Forum Discussion
Asav on azure
I need help creating a vpn from my Azure ASAV.
As it stands right now the trace Capture on my Asav from my Azure Vm to the Remote site Asa private network says my Azure VMs aren't pushing traffic to the ASav.
my question when each Azure vm has a public ip how can one then route the traffic tru the Asav.
Anyone that has deployed asav on azure shld pls assist.
1 Reply
Try the following on routing VM traffic through the ASAv:
1. Remove direct public IPs from the VMs
o Keep only private IPs on your workload VMs.

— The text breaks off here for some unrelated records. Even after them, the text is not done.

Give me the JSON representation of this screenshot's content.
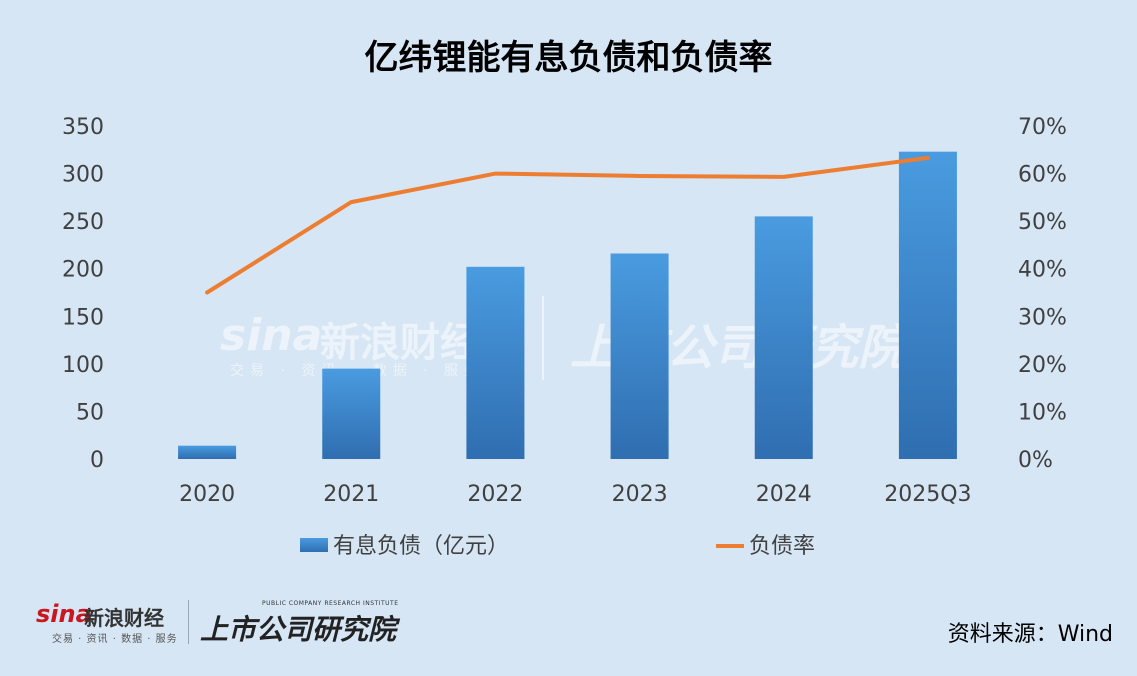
{
  "title": "亿纬锂能有息负债和负债率",
  "source": "资料来源：Wind",
  "branding": {
    "sina_word": "sina",
    "sina_name": "新浪财经",
    "sina_sub": "交易 · 资讯 · 数据 · 服务",
    "institute": "上市公司研究院",
    "institute_en": "PUBLIC COMPANY RESEARCH INSTITUTE"
  },
  "chart_data": {
    "type": "bar",
    "title": "亿纬锂能有息负债和负债率",
    "categories": [
      "2020",
      "2021",
      "2022",
      "2023",
      "2024",
      "2025Q3"
    ],
    "series": [
      {
        "name": "有息负债（亿元）",
        "type": "bar",
        "axis": "left",
        "color": "#3f8ed6",
        "values": [
          14,
          95,
          202,
          216,
          255,
          323
        ]
      },
      {
        "name": "负债率",
        "type": "line",
        "axis": "right",
        "color": "#ed7d31",
        "values": [
          35,
          54,
          60,
          59.5,
          59.3,
          63.3
        ]
      }
    ],
    "y_left": {
      "ylim": [
        0,
        350
      ],
      "ticks": [
        "0",
        "50",
        "100",
        "150",
        "200",
        "250",
        "300",
        "350"
      ]
    },
    "y_right": {
      "ylim": [
        0,
        70
      ],
      "ticks": [
        "0%",
        "10%",
        "20%",
        "30%",
        "40%",
        "50%",
        "60%",
        "70%"
      ]
    },
    "grid": false,
    "legend": "bottom"
  },
  "colors": {
    "background": "#d6e6f4",
    "bar_top": "#4a9be0",
    "bar_bottom": "#2f6eb0",
    "line": "#ed7d31",
    "axis_text": "#404040"
  }
}
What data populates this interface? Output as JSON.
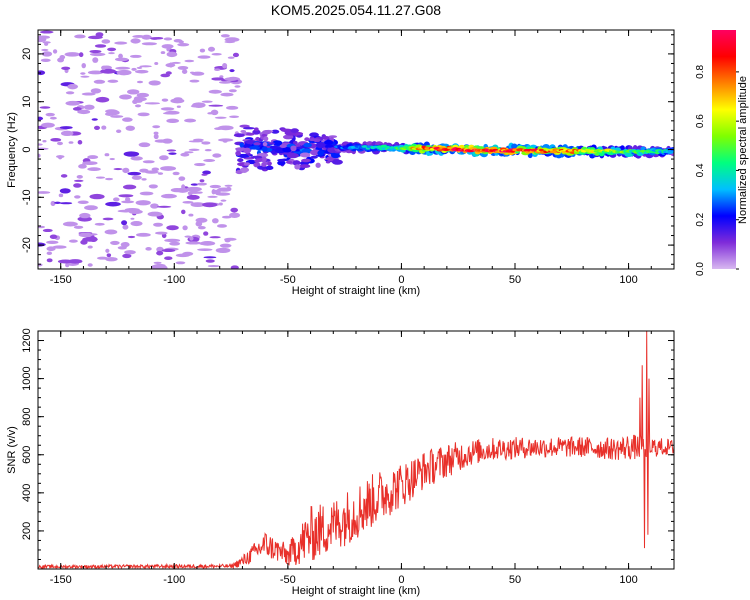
{
  "title": "KOM5.2025.054.11.27.G08",
  "chart_data": [
    {
      "type": "heatmap",
      "xlabel": "Height of straight line (km)",
      "ylabel": "Frequency (Hz)",
      "xlim": [
        -160,
        120
      ],
      "ylim": [
        -25,
        25
      ],
      "xticks": [
        -150,
        -100,
        -50,
        0,
        50,
        100
      ],
      "yticks": [
        -20,
        -10,
        0,
        10,
        20
      ],
      "colorbar": {
        "label": "Normalized spectral amplitude",
        "range": [
          0,
          0.97
        ],
        "ticks": [
          0.0,
          0.2,
          0.4,
          0.6,
          0.8
        ],
        "colors": [
          "#d8b8f0",
          "#7f2bd9",
          "#0000ff",
          "#00bfff",
          "#00ff7f",
          "#7fff00",
          "#ffff00",
          "#ff8000",
          "#ff0000",
          "#ff0060"
        ]
      },
      "features": [
        {
          "segment": "noise",
          "x_range": [
            -160,
            -72
          ],
          "freq_range": [
            -25,
            25
          ],
          "amplitude": 0.05
        },
        {
          "segment": "onset",
          "x_range": [
            -72,
            -28
          ],
          "freq_range": [
            -7,
            7
          ],
          "amplitude": 0.25
        },
        {
          "segment": "carrier",
          "x_range": [
            -28,
            120
          ],
          "center_freq_hz": [
            [
              -28,
              0.5
            ],
            [
              0,
              0.3
            ],
            [
              50,
              -0.2
            ],
            [
              100,
              -0.5
            ],
            [
              120,
              -0.3
            ]
          ],
          "amplitude_profile": [
            [
              -28,
              0.25
            ],
            [
              0,
              0.45
            ],
            [
              10,
              0.85
            ],
            [
              30,
              0.95
            ],
            [
              60,
              0.85
            ],
            [
              100,
              0.5
            ],
            [
              120,
              0.35
            ]
          ]
        }
      ]
    },
    {
      "type": "line",
      "xlabel": "Height of straight line (km)",
      "ylabel": "SNR (v/v)",
      "xlim": [
        -160,
        120
      ],
      "ylim": [
        0,
        1250
      ],
      "xticks": [
        -150,
        -100,
        -50,
        0,
        50,
        100
      ],
      "yticks": [
        200,
        400,
        600,
        800,
        1000,
        1200
      ],
      "series_color": "#e8302a",
      "trend": [
        {
          "x": -160,
          "mean": 12,
          "noise": 8
        },
        {
          "x": -75,
          "mean": 15,
          "noise": 10
        },
        {
          "x": -70,
          "mean": 40,
          "noise": 30
        },
        {
          "x": -60,
          "mean": 130,
          "noise": 70
        },
        {
          "x": -50,
          "mean": 70,
          "noise": 60
        },
        {
          "x": -40,
          "mean": 180,
          "noise": 150
        },
        {
          "x": -30,
          "mean": 230,
          "noise": 140
        },
        {
          "x": -20,
          "mean": 300,
          "noise": 150
        },
        {
          "x": -10,
          "mean": 380,
          "noise": 140
        },
        {
          "x": 0,
          "mean": 440,
          "noise": 120
        },
        {
          "x": 10,
          "mean": 520,
          "noise": 100
        },
        {
          "x": 20,
          "mean": 570,
          "noise": 90
        },
        {
          "x": 30,
          "mean": 610,
          "noise": 70
        },
        {
          "x": 40,
          "mean": 630,
          "noise": 60
        },
        {
          "x": 60,
          "mean": 640,
          "noise": 55
        },
        {
          "x": 80,
          "mean": 640,
          "noise": 55
        },
        {
          "x": 95,
          "mean": 630,
          "noise": 60
        },
        {
          "x": 100,
          "mean": 640,
          "noise": 70
        },
        {
          "x": 120,
          "mean": 640,
          "noise": 40
        }
      ],
      "spikes": [
        {
          "x": 103,
          "y": 700
        },
        {
          "x": 105,
          "y": 900
        },
        {
          "x": 106,
          "y": 1070
        },
        {
          "x": 107,
          "y": 110
        },
        {
          "x": 108,
          "y": 1250
        },
        {
          "x": 108.5,
          "y": 180
        },
        {
          "x": 109,
          "y": 1000
        },
        {
          "x": 110,
          "y": 620
        }
      ]
    }
  ]
}
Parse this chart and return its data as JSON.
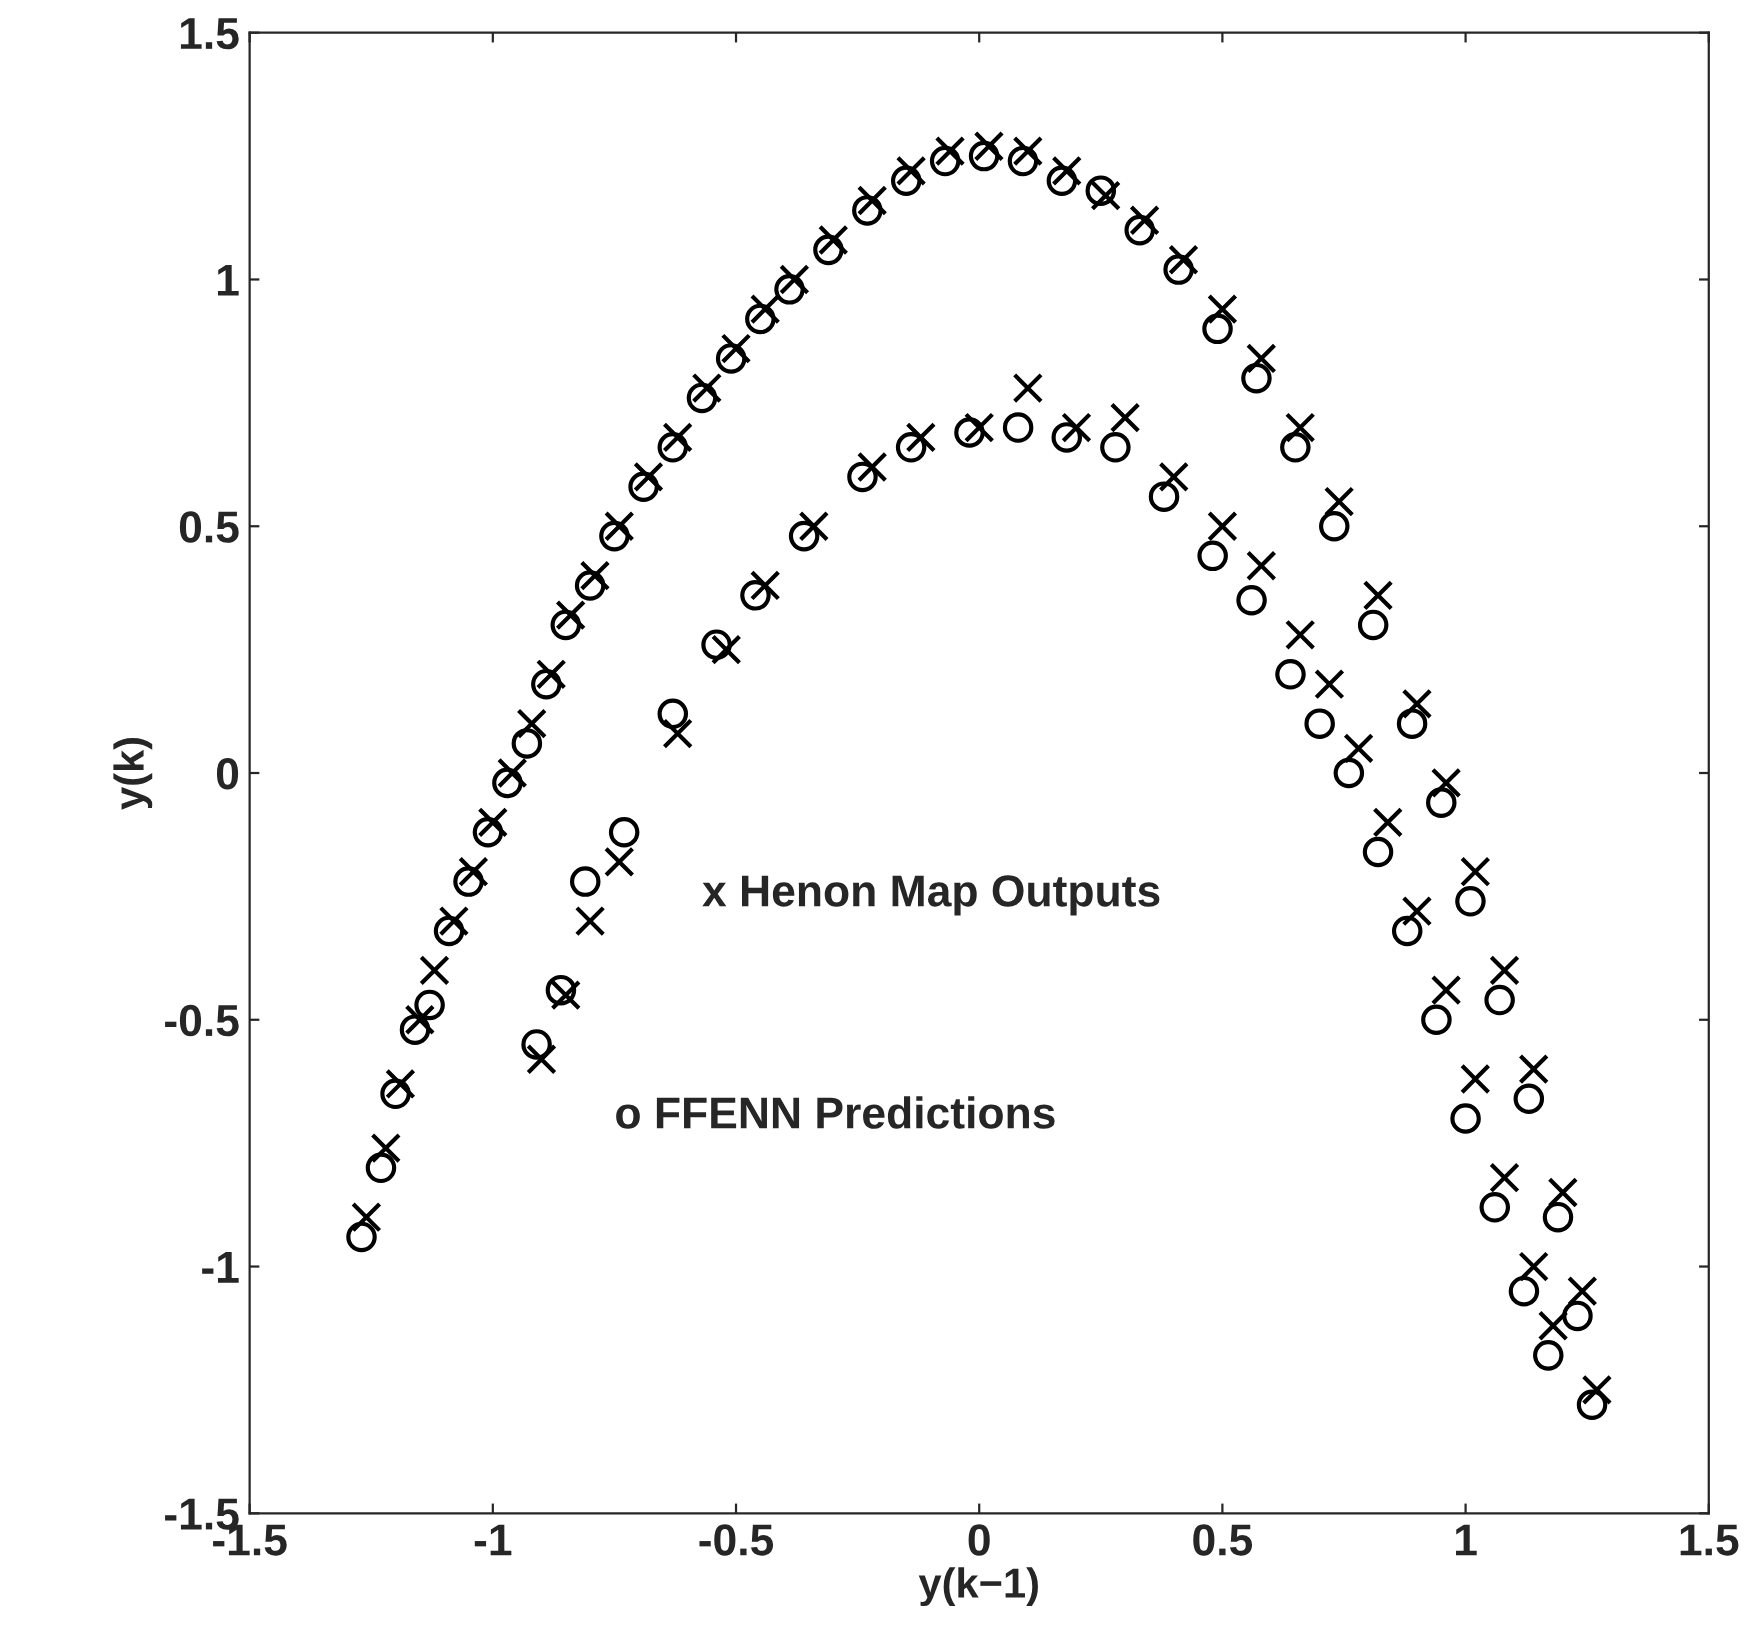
{
  "chart_data": {
    "type": "scatter",
    "xlabel": "y(k−1)",
    "ylabel": "y(k)",
    "xlim": [
      -1.5,
      1.5
    ],
    "ylim": [
      -1.5,
      1.5
    ],
    "xticks": [
      -1.5,
      -1,
      -0.5,
      0,
      0.5,
      1,
      1.5
    ],
    "yticks": [
      -1.5,
      -1,
      -0.5,
      0,
      0.5,
      1,
      1.5
    ],
    "grid": false,
    "annotations": [
      "x Henon Map Outputs",
      "o FFENN Predictions"
    ],
    "series": [
      {
        "color": "#000000",
        "marker": "cross",
        "x": [
          -1.26,
          -1.22,
          -1.19,
          -1.15,
          -1.12,
          -1.08,
          -1.04,
          -1.0,
          -0.96,
          -0.92,
          -0.88,
          -0.84,
          -0.79,
          -0.74,
          -0.68,
          -0.62,
          -0.56,
          -0.5,
          -0.44,
          -0.38,
          -0.3,
          -0.22,
          -0.14,
          -0.06,
          0.02,
          0.1,
          0.18,
          0.26,
          0.34,
          0.42,
          0.5,
          0.58,
          0.66,
          0.74,
          0.82,
          0.9,
          0.96,
          1.02,
          1.08,
          1.14,
          1.2,
          1.24,
          1.27,
          -0.9,
          -0.85,
          -0.8,
          -0.74,
          -0.62,
          -0.52,
          -0.44,
          -0.34,
          -0.22,
          -0.12,
          0.0,
          0.1,
          0.2,
          0.3,
          0.4,
          0.5,
          0.58,
          0.66,
          0.72,
          0.78,
          0.84,
          0.9,
          0.96,
          1.02,
          1.08,
          1.14,
          1.18
        ],
        "values": [
          -0.9,
          -0.76,
          -0.63,
          -0.5,
          -0.4,
          -0.3,
          -0.2,
          -0.1,
          0.0,
          0.1,
          0.2,
          0.32,
          0.4,
          0.5,
          0.6,
          0.68,
          0.78,
          0.86,
          0.94,
          1.0,
          1.08,
          1.16,
          1.22,
          1.26,
          1.27,
          1.26,
          1.22,
          1.17,
          1.12,
          1.04,
          0.94,
          0.84,
          0.7,
          0.55,
          0.36,
          0.14,
          -0.02,
          -0.2,
          -0.4,
          -0.6,
          -0.85,
          -1.05,
          -1.25,
          -0.58,
          -0.45,
          -0.3,
          -0.18,
          0.08,
          0.25,
          0.38,
          0.5,
          0.62,
          0.68,
          0.7,
          0.78,
          0.7,
          0.72,
          0.6,
          0.5,
          0.42,
          0.28,
          0.18,
          0.05,
          -0.1,
          -0.28,
          -0.44,
          -0.62,
          -0.82,
          -1.0,
          -1.12
        ]
      },
      {
        "color": "#000000",
        "marker": "circle",
        "x": [
          -1.27,
          -1.23,
          -1.2,
          -1.16,
          -1.13,
          -1.09,
          -1.05,
          -1.01,
          -0.97,
          -0.93,
          -0.89,
          -0.85,
          -0.8,
          -0.75,
          -0.69,
          -0.63,
          -0.57,
          -0.51,
          -0.45,
          -0.39,
          -0.31,
          -0.23,
          -0.15,
          -0.07,
          0.01,
          0.09,
          0.17,
          0.25,
          0.33,
          0.41,
          0.49,
          0.57,
          0.65,
          0.73,
          0.81,
          0.89,
          0.95,
          1.01,
          1.07,
          1.13,
          1.19,
          1.23,
          1.26,
          -0.91,
          -0.86,
          -0.81,
          -0.73,
          -0.63,
          -0.54,
          -0.46,
          -0.36,
          -0.24,
          -0.14,
          -0.02,
          0.08,
          0.18,
          0.28,
          0.38,
          0.48,
          0.56,
          0.64,
          0.7,
          0.76,
          0.82,
          0.88,
          0.94,
          1.0,
          1.06,
          1.12,
          1.17
        ],
        "values": [
          -0.94,
          -0.8,
          -0.65,
          -0.52,
          -0.47,
          -0.32,
          -0.22,
          -0.12,
          -0.02,
          0.06,
          0.18,
          0.3,
          0.38,
          0.48,
          0.58,
          0.66,
          0.76,
          0.84,
          0.92,
          0.98,
          1.06,
          1.14,
          1.2,
          1.24,
          1.25,
          1.24,
          1.2,
          1.18,
          1.1,
          1.02,
          0.9,
          0.8,
          0.66,
          0.5,
          0.3,
          0.1,
          -0.06,
          -0.26,
          -0.46,
          -0.66,
          -0.9,
          -1.1,
          -1.28,
          -0.55,
          -0.44,
          -0.22,
          -0.12,
          0.12,
          0.26,
          0.36,
          0.48,
          0.6,
          0.66,
          0.69,
          0.7,
          0.68,
          0.66,
          0.56,
          0.44,
          0.35,
          0.2,
          0.1,
          0.0,
          -0.16,
          -0.32,
          -0.5,
          -0.7,
          -0.88,
          -1.05,
          -1.18
        ]
      }
    ]
  }
}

o This ensures they can’t bypass the ASAv.
2. Place the ASAv in a dedicated subnet
o Typically called a “hub” or “DMZ” subnet.
o The ASAv has one NIC facing the workload subnet(s) and another NIC facing the Internet/VPN gateway.
3. Create a User Defined Route (UDR)
o In the workload subnet, add a route:
Destination: 0.0.0.0/0 (or the remote network CIDR if you only want VPN traffic)
Next hop type: Virtual appliance
Next hop IP: The ASAv’s inside NIC private IP
o Associate this route table with your VM subnet.
4. Configure the ASAv
o On the ASAv, configure the VPN tunnel to your remote ASA.
o Ensure NAT and ACLs are set so that traffic from the VM subnet is encrypted and sent through the tunnel.access-list VPN-INTERESTING-TRAFFIC extended permit ip <VM-subnet> <Remote-subnet> crypto map OUTSIDE-MAP 10 match address VPN-INTERESTING-TRAFFIC
o Apply the crypto map to the ASAv’s outside interface.